MS patients performed more errors on AS repeat trials than AS switch trials (switch benefit), suggesting that maintaining the AS task set was significantly more difficult than transitioning to the AS task set. This difficulty in task-set maintenance would also account for the higher proportion of errors performed by MS patients on both AS and PS repeat trials compared to controls (no group difference in switch trial error rate), demonstrating that irrespective of whether the task set represents a simpler or more difficult response, maintenance is affected in MS patients. Further support for this assertion comes from the finding that a larger AS error switch benefit and higher erroneous responding on AS repeat trials were related to poorer performance on the SDMT (switch benefit) and PASAT (repeat trial errors).

Overall, it appears that MS patients have difficulty maintaining task set generally, a potential consequence of attentional dysfunction, which is exacerbated under conditions during which increased recruitment of attentional resources is required.
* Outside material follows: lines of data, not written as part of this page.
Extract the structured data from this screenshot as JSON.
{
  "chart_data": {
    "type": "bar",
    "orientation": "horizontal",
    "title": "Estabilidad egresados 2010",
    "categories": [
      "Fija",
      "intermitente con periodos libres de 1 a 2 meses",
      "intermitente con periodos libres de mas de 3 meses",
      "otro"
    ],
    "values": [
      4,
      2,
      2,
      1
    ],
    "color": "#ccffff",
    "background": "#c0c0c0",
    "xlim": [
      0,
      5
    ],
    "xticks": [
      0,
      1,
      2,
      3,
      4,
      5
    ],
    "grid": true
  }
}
These results are particularly salient given the absence of significant group differences in latency across all task measures, suggesting that processing speed is not the factor underlying the results. This is in contradiction to the current notion that executive deficits in MS are simply the consequence of changes in basic information processing speed rather than deficits in distinct executive processes.^12,13 Potentially, an underlying deficit in basic attentional processes may be central to executive dysfunction in MS, with attentional proficiency integral to cognitive processing generally. ⁸ Further investigation of this idea is required.